What kind of advantage barrel processors give a regular programmer (especially things that can't be done efficiently with CPU/GPU)?

Much closer communication lines between the two, thread level guarantees that would be hard to match otherwise. A barrel processor will 'hit' the threads far more frequently on tasks that would be hard to adapt to a GPU (so for instance, more branching).

Though CPU/GPU combinations are slowly moving in that direction anyway. Incidentally, if this sort of thing really interests you: when I was playing around with machine learning my trick to see how efficiently my code was using the GPU was really simple: first I ran a graphics benchmark that maxed out the GPU and measured power consumption. Then I did the same for just the CPU. Afterwards while running my own code I'd compare the ratio between my own code's power draw with the maximum obtained during the benchmarks, this gave a pretty good indication of whether or not I had made some large mistake and showed a nice and steady increase with every optimization step.

Could you not also see an impact to run times? If algorithm A draws 100W and runs in 10 seconds, and algo B draws 200W… shouldn’t it be very much sub 10 seconds to warrant being called a better algorithm?

Not really, it's an apples-to-oranges comparison. If you ran the same distributed algorithm on a single core you wouldn't see the same speed improvements. These chips are ridiculously efficient because they need far fewer gates to accomplish the same purpose if you have programmed to them specifically. Just like you couldn't simulate a GPU for the same power budget on a CPU. The loss of generality is more than made up for by the increase in efficiency. This is very similar in that respect, but with the caveat that a GPU is even more specialized and so even more efficient.

Imagine what kind of performance you could get out of hardware that is task specific. That's why for instance crypto mining went through a very rapid set of iterations: CPU->GPU->ASIC in a matter of a few years with an extremely brief blip of programmable hardware somewhere in there as well (FPGA based miners, approximately 2013).

Any loss of generality will result in efficiency and vice versa, the question is whether or not it is economically feasible and there are different points on that line that have resulted in marketable (and profitable) products. But there are also plenty of wrecks.

1. Thread Switching: • Hardware Mechanisms: Specific circuitry used for rapid thread context switching. • Context Preservation: How the state of a thread is saved/restored during switches. • Overhead: The time and resources required for a thread switch. 2. Memory Latency and Hiding: • Prefetching Strategies: Techniques to load data before it’s actually needed. • Cache Optimization: Adjusting cache behavior for optimal thread performance. • Memory Access Patterns: Sequences that reduce wait times and contention. 3. Parallelism: • Dependency Analysis: Identifying dependencies that might hinder parallel execution. • Fine vs.

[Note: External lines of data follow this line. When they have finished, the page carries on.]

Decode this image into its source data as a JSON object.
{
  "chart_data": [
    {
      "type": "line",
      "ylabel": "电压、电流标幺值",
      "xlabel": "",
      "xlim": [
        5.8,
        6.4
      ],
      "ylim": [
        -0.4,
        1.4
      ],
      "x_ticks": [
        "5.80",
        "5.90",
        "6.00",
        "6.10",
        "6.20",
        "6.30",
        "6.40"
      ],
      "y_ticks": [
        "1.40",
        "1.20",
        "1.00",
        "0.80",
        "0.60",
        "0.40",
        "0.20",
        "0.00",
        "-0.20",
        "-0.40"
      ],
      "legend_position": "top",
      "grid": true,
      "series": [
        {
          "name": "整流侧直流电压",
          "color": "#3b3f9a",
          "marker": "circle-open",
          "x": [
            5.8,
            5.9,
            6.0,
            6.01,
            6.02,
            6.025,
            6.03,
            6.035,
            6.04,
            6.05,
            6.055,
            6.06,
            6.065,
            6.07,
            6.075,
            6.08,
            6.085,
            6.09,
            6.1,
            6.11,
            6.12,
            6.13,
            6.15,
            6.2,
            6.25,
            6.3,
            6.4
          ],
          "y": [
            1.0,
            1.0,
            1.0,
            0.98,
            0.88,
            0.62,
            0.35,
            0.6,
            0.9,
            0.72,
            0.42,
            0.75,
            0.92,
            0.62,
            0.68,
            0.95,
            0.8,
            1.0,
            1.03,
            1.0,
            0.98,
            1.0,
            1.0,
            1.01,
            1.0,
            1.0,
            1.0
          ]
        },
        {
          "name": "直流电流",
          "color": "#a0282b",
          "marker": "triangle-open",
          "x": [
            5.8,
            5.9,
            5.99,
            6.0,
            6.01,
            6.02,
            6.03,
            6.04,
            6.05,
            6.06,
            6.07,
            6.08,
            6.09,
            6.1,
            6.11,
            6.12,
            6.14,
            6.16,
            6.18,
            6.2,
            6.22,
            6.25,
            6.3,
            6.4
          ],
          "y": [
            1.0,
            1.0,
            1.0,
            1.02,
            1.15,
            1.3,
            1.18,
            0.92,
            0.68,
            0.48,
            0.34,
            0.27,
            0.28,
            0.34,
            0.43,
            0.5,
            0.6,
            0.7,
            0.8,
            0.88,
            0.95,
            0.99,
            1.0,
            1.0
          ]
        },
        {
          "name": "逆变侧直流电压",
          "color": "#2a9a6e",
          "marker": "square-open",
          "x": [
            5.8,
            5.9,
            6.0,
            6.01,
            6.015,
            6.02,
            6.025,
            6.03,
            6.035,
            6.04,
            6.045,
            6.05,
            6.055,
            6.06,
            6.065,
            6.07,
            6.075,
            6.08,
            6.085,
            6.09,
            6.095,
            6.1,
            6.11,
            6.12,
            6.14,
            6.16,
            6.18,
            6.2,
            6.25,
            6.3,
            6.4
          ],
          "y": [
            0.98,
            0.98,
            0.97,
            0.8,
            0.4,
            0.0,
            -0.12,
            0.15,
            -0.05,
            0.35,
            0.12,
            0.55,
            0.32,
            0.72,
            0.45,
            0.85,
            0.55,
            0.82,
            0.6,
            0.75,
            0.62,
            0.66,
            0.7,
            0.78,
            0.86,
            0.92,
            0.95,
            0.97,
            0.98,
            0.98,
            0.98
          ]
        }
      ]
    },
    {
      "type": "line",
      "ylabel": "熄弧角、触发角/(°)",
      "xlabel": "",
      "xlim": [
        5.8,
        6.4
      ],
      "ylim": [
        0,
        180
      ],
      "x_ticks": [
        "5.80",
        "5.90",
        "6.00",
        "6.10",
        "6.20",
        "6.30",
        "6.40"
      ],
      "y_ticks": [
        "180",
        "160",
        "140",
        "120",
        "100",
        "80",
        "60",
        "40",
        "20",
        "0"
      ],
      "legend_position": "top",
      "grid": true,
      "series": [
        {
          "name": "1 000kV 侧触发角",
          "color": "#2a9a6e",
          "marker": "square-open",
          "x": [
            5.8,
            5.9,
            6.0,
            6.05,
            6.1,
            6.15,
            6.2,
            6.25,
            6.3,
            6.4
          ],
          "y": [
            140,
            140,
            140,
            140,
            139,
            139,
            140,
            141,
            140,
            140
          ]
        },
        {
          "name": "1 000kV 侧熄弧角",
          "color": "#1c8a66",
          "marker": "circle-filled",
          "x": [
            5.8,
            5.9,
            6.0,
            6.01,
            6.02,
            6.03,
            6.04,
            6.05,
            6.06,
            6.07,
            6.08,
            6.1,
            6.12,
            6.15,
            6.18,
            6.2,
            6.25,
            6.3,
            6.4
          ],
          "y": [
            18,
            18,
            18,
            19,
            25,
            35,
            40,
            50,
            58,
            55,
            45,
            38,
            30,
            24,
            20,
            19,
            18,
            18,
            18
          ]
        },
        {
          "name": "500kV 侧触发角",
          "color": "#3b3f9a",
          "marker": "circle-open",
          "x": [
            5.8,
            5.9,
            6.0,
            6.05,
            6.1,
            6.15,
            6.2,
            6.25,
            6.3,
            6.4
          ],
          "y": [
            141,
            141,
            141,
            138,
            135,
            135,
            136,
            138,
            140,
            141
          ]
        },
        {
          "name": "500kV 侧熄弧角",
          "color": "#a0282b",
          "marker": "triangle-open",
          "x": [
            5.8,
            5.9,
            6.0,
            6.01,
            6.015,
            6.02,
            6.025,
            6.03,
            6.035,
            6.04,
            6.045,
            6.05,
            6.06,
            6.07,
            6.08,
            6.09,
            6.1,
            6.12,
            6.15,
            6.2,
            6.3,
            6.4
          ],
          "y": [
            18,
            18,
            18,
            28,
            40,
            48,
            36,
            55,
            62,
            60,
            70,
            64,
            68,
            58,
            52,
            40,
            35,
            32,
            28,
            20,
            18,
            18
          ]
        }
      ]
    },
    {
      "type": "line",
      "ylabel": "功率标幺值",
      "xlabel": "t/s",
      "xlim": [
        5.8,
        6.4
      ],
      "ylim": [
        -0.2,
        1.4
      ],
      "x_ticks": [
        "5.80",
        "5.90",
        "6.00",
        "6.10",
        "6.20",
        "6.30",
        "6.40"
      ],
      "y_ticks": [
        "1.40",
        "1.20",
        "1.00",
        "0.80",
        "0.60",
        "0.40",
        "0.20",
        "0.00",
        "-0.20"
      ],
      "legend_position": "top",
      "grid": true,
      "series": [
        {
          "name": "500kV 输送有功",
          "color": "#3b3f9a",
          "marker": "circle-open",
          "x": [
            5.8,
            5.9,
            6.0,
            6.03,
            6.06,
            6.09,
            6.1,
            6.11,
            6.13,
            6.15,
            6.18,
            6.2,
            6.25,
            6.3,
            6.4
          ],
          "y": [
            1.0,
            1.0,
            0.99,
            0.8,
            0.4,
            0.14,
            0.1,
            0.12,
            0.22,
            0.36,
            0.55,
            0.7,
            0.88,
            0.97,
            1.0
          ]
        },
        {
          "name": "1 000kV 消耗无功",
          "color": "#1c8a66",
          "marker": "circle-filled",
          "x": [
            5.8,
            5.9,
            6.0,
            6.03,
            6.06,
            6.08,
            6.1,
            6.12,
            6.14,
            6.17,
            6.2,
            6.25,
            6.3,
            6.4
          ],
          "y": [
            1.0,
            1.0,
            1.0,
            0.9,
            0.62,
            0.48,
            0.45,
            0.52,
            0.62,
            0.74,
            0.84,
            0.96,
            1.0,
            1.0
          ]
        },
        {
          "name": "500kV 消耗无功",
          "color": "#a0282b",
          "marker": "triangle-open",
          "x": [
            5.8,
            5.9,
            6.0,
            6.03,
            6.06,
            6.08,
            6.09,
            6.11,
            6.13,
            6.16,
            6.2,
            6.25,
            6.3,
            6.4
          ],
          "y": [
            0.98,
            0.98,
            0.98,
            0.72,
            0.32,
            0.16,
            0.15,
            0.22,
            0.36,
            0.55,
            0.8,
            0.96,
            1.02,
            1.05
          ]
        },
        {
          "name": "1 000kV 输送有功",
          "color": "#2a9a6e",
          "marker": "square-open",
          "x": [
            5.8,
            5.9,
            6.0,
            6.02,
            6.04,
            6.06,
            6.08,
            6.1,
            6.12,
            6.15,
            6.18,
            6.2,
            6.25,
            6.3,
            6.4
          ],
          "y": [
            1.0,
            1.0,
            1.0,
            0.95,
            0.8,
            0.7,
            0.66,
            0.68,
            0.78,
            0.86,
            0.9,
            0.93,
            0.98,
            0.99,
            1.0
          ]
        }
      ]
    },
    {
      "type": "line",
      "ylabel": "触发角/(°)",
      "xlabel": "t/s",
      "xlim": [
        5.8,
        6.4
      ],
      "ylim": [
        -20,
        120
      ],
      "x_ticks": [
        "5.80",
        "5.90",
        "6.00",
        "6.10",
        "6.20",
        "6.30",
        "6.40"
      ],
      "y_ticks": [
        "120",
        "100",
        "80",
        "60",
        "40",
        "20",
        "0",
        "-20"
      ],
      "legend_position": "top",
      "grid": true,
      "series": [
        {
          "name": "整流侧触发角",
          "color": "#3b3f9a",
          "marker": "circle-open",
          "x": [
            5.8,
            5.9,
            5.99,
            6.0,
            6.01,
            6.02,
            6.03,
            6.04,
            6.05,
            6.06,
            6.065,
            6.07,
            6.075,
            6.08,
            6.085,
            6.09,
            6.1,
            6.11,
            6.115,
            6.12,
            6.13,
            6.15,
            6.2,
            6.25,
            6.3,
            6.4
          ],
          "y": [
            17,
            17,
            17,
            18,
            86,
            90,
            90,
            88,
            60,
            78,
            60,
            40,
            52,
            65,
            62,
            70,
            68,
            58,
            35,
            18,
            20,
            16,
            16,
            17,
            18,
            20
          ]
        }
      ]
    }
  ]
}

Coarse Parallelism: Granularity of tasks that can be parallelized. • Task Partitioning: Dividing tasks effectively among available threads. 4. Multithreading Models: • Static vs. Dynamic Multithreading: Predetermined vs. on-the-fly thread allocation. • Simultaneous Multithreading (SMT): Running multiple threads on one core. • Hardware Threads vs. Software Threads: Distinguishing threads at the CPU vs. OS level. 5. Data Structures: • Lock-free Data Structures: Structures designed for concurrent access without locks. • Thread-local Storage: Memory that’s specific to a thread. • Efficient Queue Designs: Optimizing data structures like queues for thread communication. 6. Synchronization Mechanisms: • Barrier Synchronization: Ensuring threads reach a point before proceeding. • Atomic Operations: Operations that complete without interruption. • Locks: Techniques to avoid common pitfalls like deadlocks and contention. 7. Stall Causes and Mitigation: • Instruction Dependencies: Managing data and control dependencies. • IO-bound vs. CPU-bound: Balancing IO and CPU workloads. • Handling Page Faults: Strategies for minimal disruption during memory page issues. 8. Instruction Pipelining: • Pipeline Hazards: Situations that can disrupt the smooth flow in a pipeline. • Out-of-Order Execution: Executing instructions out of their original order for efficiency. • Branch Prediction: Guessing the outcome of conditional operations to prepare.

There are some of the complications related to barrel processing

people aren't really doing GPU coding; they're calling CUDA libraries. As with other Intel projects this needs dev support to survive and Intel has not been good at providing it. Consider the fate of the Xeon Phi and Omnipath.

Huh that is a solid point, how big a fraction would you estimate to be actually capable of doing real GPU coding?

I don't think I have a broad enough perspective of the industry to assess that. In my corner of the world (scientific computing) it's probably three quarters simple use of accelerators and one quarter actual architecture based on the GPU itself.